What Credit Score Do You Need to Get a Personal Loan?

You can qualify for a personal loan with just about any credit score. But it’s important to keep in mind that a better credit score will give you access to a broader range of lenders and lower interest rates.

For example, there are lenders that specialize in working with people with bad credit, but you may end up paying triple-digit interest rates with some of them, which may not be worth it.

It’s also important to keep in mind that lenders look at more than just your credit score to determine your eligibility and loan terms. Other factors that lender consider include:

  • Job stability
  • Income
  • Other debt payments
  • Negative items on your credit report
  • Whether you have a cosigner

In some instances, lenders may require collateral in the form of savings before they’ll approve you for a loan. While this can help you qualify for a lower interest rate because it reduces the lender’s risk, it can be challenging if you’re short on cash.

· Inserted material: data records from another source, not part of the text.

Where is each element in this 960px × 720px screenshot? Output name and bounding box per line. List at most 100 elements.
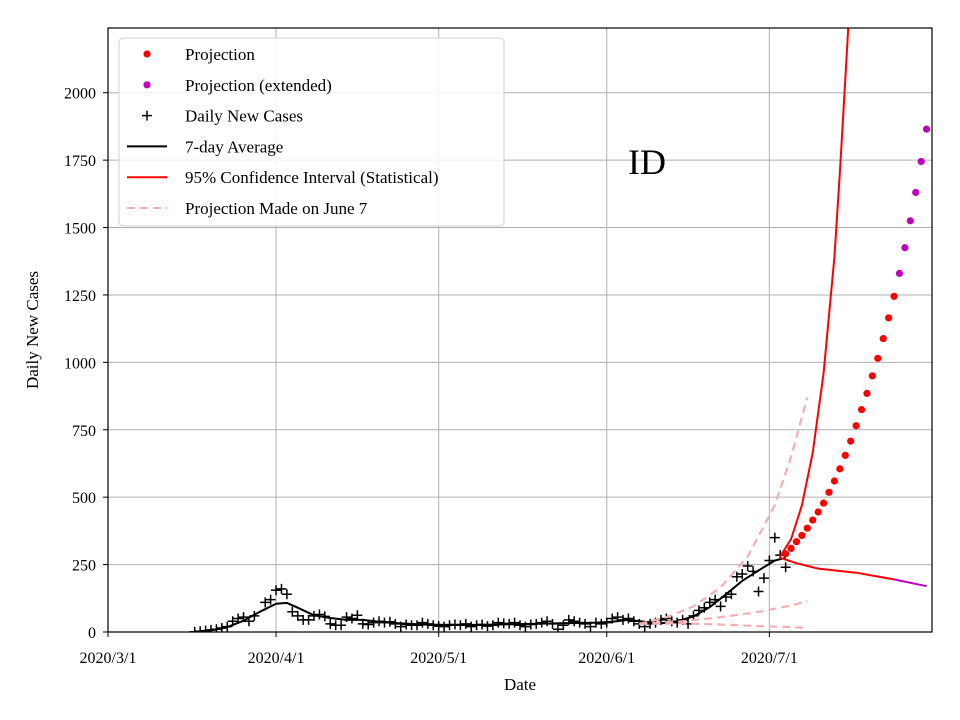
daily-case-point — [569, 616, 580, 627]
daily-case-point — [325, 618, 336, 629]
projection-point — [809, 516, 817, 524]
projection-point — [863, 389, 871, 397]
projection-point — [830, 477, 839, 485]
daily-case-point — [742, 560, 753, 571]
daily-case-point — [509, 617, 520, 628]
daily-case-point — [314, 609, 325, 620]
legend-marker-dot — [143, 81, 151, 89]
daily-case-point — [287, 606, 298, 617]
y-tick-label: 1750 — [64, 153, 96, 170]
projection-point — [874, 354, 882, 362]
x-tick-label: 2020/3/1 — [80, 650, 137, 667]
projection-point — [885, 314, 893, 322]
projection-point — [825, 488, 833, 496]
daily-case-point — [737, 569, 748, 580]
daily-case-point — [352, 610, 363, 621]
legend-label: 7-day Average — [185, 137, 283, 156]
seven-day-average-line — [194, 556, 786, 632]
confidence-interval-line — [779, 28, 850, 558]
projection-point — [803, 524, 811, 532]
projection-point — [814, 508, 822, 516]
daily-case-point — [731, 571, 742, 582]
daily-case-point — [623, 613, 634, 624]
projection-point — [890, 292, 898, 300]
daily-case-point — [303, 614, 314, 625]
projection-extended-line — [893, 578, 927, 588]
y-tick-label: 0 — [88, 625, 96, 642]
daily-case-point — [515, 620, 525, 631]
y-tick-label: 500 — [72, 490, 96, 507]
daily-case-point — [336, 620, 347, 631]
daily-case-point — [276, 583, 287, 594]
projection-point — [857, 405, 866, 414]
daily-case-point — [715, 601, 726, 612]
projection-point — [868, 372, 876, 380]
projection-point — [852, 422, 860, 430]
legend-label: Projection (extended) — [185, 76, 332, 95]
y-tick-label: 1250 — [64, 288, 96, 305]
y-tick-label: 750 — [72, 423, 96, 440]
projection-extended-point — [912, 188, 920, 197]
daily-case-point — [417, 617, 428, 628]
daily-case-point — [271, 585, 282, 596]
daily-case-point — [780, 562, 791, 573]
projection-point — [847, 437, 855, 445]
daily-case-point — [758, 573, 769, 584]
x-tick-label: 2020/5/1 — [410, 650, 467, 667]
daily-case-point — [493, 617, 504, 628]
daily-case-point — [466, 621, 477, 632]
x-tick-label: 2020/6/1 — [578, 650, 635, 667]
june7-projection-line — [639, 622, 808, 630]
projection-extended-point — [922, 125, 931, 133]
plot-area — [189, 28, 931, 632]
legend-label: Projection — [185, 45, 255, 64]
daily-case-point — [552, 624, 563, 632]
daily-case-point — [558, 620, 569, 631]
legend-label: 95% Confidence Interval (Statistical) — [185, 168, 439, 187]
daily-case-point — [704, 597, 715, 608]
projection-extended-point — [906, 217, 914, 225]
legend-label: Projection Made on June 7 — [185, 199, 368, 218]
legend-marker-plus — [142, 110, 152, 121]
x-tick-label: 2020/7/1 — [741, 650, 798, 667]
legend: Projection Projection (extended) Daily New… — [118, 37, 505, 227]
y-axis: 0 250 500 750 1000 1250 1500 1750 2000 — [64, 86, 108, 642]
projection-extended-point — [901, 244, 909, 252]
projection-point — [836, 465, 844, 473]
projection-extended-point — [917, 157, 925, 166]
y-tick-label: 250 — [72, 558, 96, 575]
x-axis: 2020/3/1 2020/4/1 2020/5/1 2020/6/1 2020/7/1 — [80, 632, 798, 667]
projection-point — [798, 531, 806, 540]
projection-extended-point — [895, 269, 904, 277]
daily-case-point — [596, 618, 607, 629]
projection-point — [879, 335, 887, 343]
y-axis-label: Daily New Cases — [23, 271, 42, 389]
y-tick-label: 1500 — [64, 221, 96, 238]
daily-case-point — [439, 621, 450, 632]
legend-box — [118, 37, 505, 227]
daily-case-point — [260, 597, 271, 608]
daily-case-point — [542, 616, 553, 627]
legend-marker-dot — [143, 50, 151, 58]
daily-case-point — [292, 610, 303, 621]
chart-annotation: ID — [628, 142, 666, 182]
daily-case-point — [769, 532, 780, 543]
projection-point — [841, 451, 849, 459]
projection-point — [819, 499, 828, 507]
daily-case-point — [265, 594, 276, 605]
y-tick-label: 1000 — [64, 355, 96, 372]
y-tick-label: 2000 — [64, 86, 96, 103]
daily-case-point — [368, 617, 379, 628]
confidence-interval-line — [779, 556, 895, 581]
legend-label: Daily New Cases — [185, 107, 303, 126]
plot-frame — [107, 27, 933, 633]
projection-point — [787, 544, 795, 553]
daily-case-point — [753, 586, 764, 597]
daily-case-point — [482, 621, 493, 632]
x-axis-label: Date — [504, 675, 536, 694]
daily-case-point — [281, 589, 292, 600]
projection-point — [792, 538, 801, 546]
x-tick-label: 2020/4/1 — [248, 650, 305, 667]
daily-case-point — [346, 613, 357, 624]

If your need for a personal loan isn’t immediate, it may be a good idea to work on improving your credit before you apply. This can include paying down credit card balances, getting caught up on past-due payments, paying upcoming bills on time and avoiding new credit unless it’s necessary.

How to Get a Personal Loan

You can get a personal loan from a variety of sources, including traditional banks, credit unions and online lenders. If you have stellar credit, you’ll have more options and it can be easy to get approved for a personal loan.

If your credit isn’t in great shape, though, your options may be limited and you may have difficulty getting approved with favorable terms.

As such, it’s crucial that you take the time to shop around and compare personal loans from several lenders before you apply. Many of these lenders allow you to get prequalified with a soft credit check, which won’t impact your credit score. This process allows you to view and compare loan offers, including interest rates, repayment terms and more.

Take your time with your research, and you’ll have a better chance of getting the right loan with the best terms available for you.

Monitor Your Credit Regularly to Maintain Good Credit

Before and after you apply for a personal loan, it’s essential to monitor your credit. Doing so will not only help you understand which areas of your credit history that you need to address, but will also give you the chance to spot potential new issues and fix them before they damage your credit score.

Experian’s credit monitoring tool provides free access to your FICO® Score, plus an updated Experian credit report every 30 days. You’ll also get real-time alerts whenever a new inquiry or credit account gets added to your Experian credit report, so you can report potential fraud as it happens.

As you focus on building and maintaining an excellent credit history, you’ll be in a much better position to qualify for affordable credit in the future when you need it.